Sinetron perjuangan pengisi suara video game melawan penyalahgunaan oleh perusahaan besar terus berlanjut. SAG-AFTRA telah menyerukan pemogokan baru atas judul tertentu, League of Legends , sambil menuduh bahwa produser game, Formosa Interactive, mencoba menghindari penguncian dengan mempekerjakan pengisi suara non-serikat pekerja baru melalui perusahaan cangkang untuk mengerjakan LoL.

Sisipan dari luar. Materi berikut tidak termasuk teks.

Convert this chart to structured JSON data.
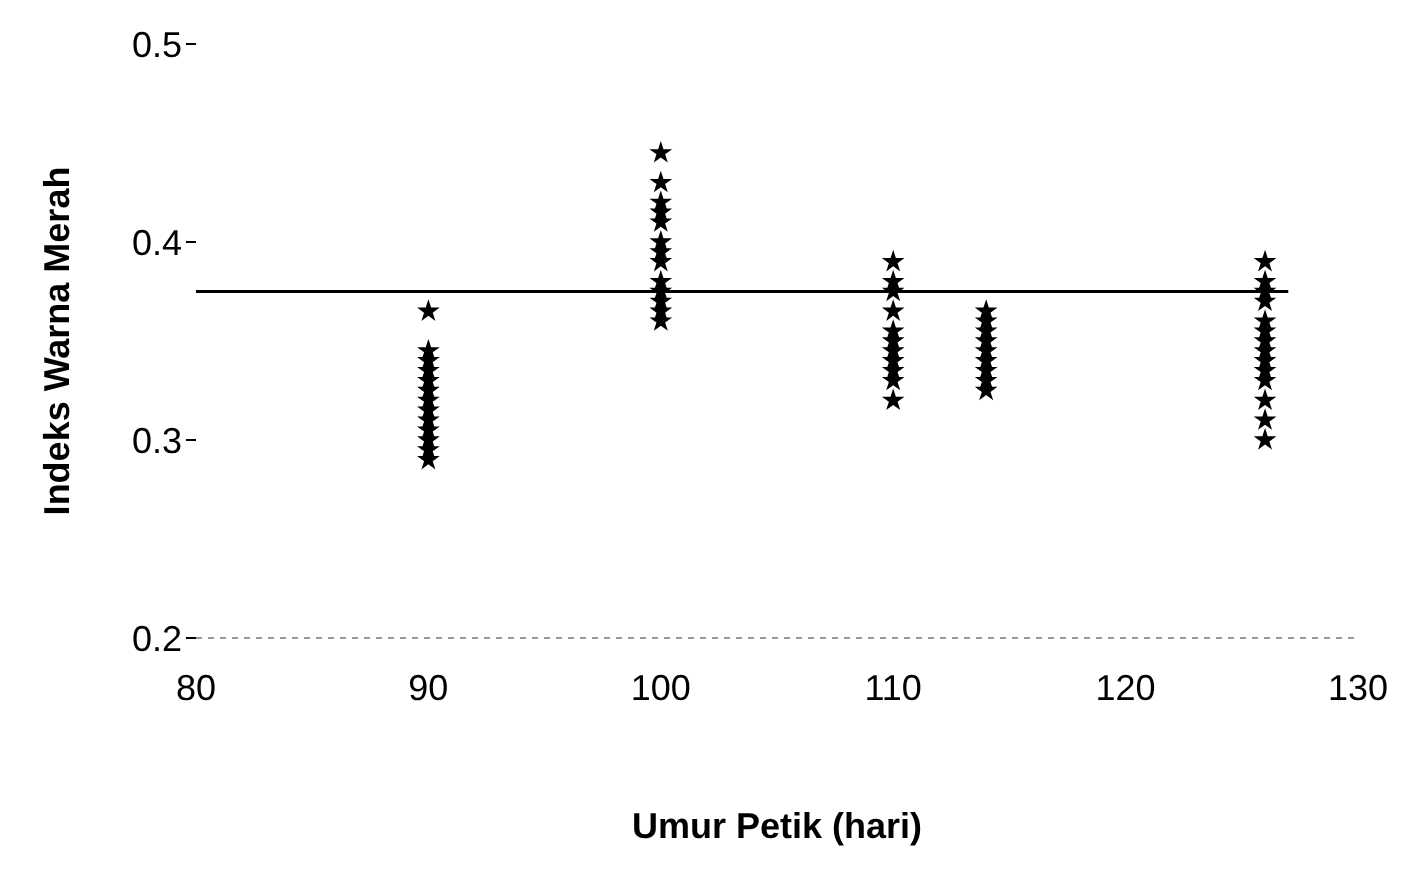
{
  "chart_data": {
    "type": "scatter",
    "xlabel": "Umur Petik (hari)",
    "ylabel": "Indeks Warna Merah",
    "xlim": [
      80,
      130
    ],
    "xticks": [
      80,
      90,
      100,
      110,
      120,
      130
    ],
    "ylim": [
      0.2,
      0.5
    ],
    "yticks": [
      0.2,
      0.3,
      0.4,
      0.5
    ],
    "grid": false,
    "marker": "star",
    "series": [
      {
        "color": "#000000",
        "x": [
          90,
          90,
          90,
          90,
          90,
          90,
          90,
          90,
          90,
          90,
          90,
          90,
          90,
          100,
          100,
          100,
          100,
          100,
          100,
          100,
          100,
          100,
          100,
          100,
          100,
          100,
          110,
          110,
          110,
          110,
          110,
          110,
          110,
          110,
          110,
          110,
          110,
          114,
          114,
          114,
          114,
          114,
          114,
          114,
          114,
          114,
          126,
          126,
          126,
          126,
          126,
          126,
          126,
          126,
          126,
          126,
          126,
          126,
          126,
          126
        ],
        "values": [
          0.365,
          0.345,
          0.34,
          0.335,
          0.33,
          0.325,
          0.32,
          0.315,
          0.31,
          0.305,
          0.3,
          0.295,
          0.29,
          0.445,
          0.43,
          0.42,
          0.415,
          0.41,
          0.4,
          0.395,
          0.39,
          0.38,
          0.375,
          0.37,
          0.365,
          0.36,
          0.39,
          0.38,
          0.375,
          0.365,
          0.355,
          0.35,
          0.345,
          0.34,
          0.335,
          0.33,
          0.32,
          0.365,
          0.36,
          0.355,
          0.35,
          0.345,
          0.34,
          0.335,
          0.33,
          0.325,
          0.39,
          0.38,
          0.375,
          0.37,
          0.36,
          0.355,
          0.35,
          0.345,
          0.34,
          0.335,
          0.33,
          0.32,
          0.31,
          0.3
        ]
      },
      {
        "type": "line",
        "color": "#000000",
        "x": [
          80,
          127
        ],
        "values": [
          0.375,
          0.375
        ],
        "marker": "none"
      }
    ]
  }
}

Selain itu, serikat pekerja juga menuduh perusahaan berusaha membatalkan permainan yang dirahasiakan yang telah terpengaruh oleh pemogokan pekerja, yang ini terkait dengan regulasi AI.
Serikat pekerja telah melaporkan perusahaan tersebut ke Dewan Hubungan Perburuhan Nasional atas praktik perburuhan yang tidak adil. "SAG-AFTRA menuduh bahwa tindakan serius ini adalah pelanggaran yang mengerikan terhadap prinsip-prinsip dasar hukum ketenagakerjaan: majikan tidak boleh mengganggu hak seniman untuk membentuk atau bergabung dengan serikat pekerja dan tidak boleh mendiskriminasi seniman yang berserikat," kata seorang perwakilan serikat pekerja.
Kita harus menunggu sedikit lebih lama untuk melihat seberapa jauh eskalasi antara pekerja dan manajemen ini akan berjalan. Formosa justru salah satu perusahaan yang paling tidak menguntungkan untuk menegosiasikan Perjanjian Media Interaktif yang dengannya serikat pekerja ingin melindungi karya asli pengisi suara dari penggunaan AI yang tidak terukur.
Kami akan mengawasi berita apa pun tentang masalah ini dan masa depan League of Legends.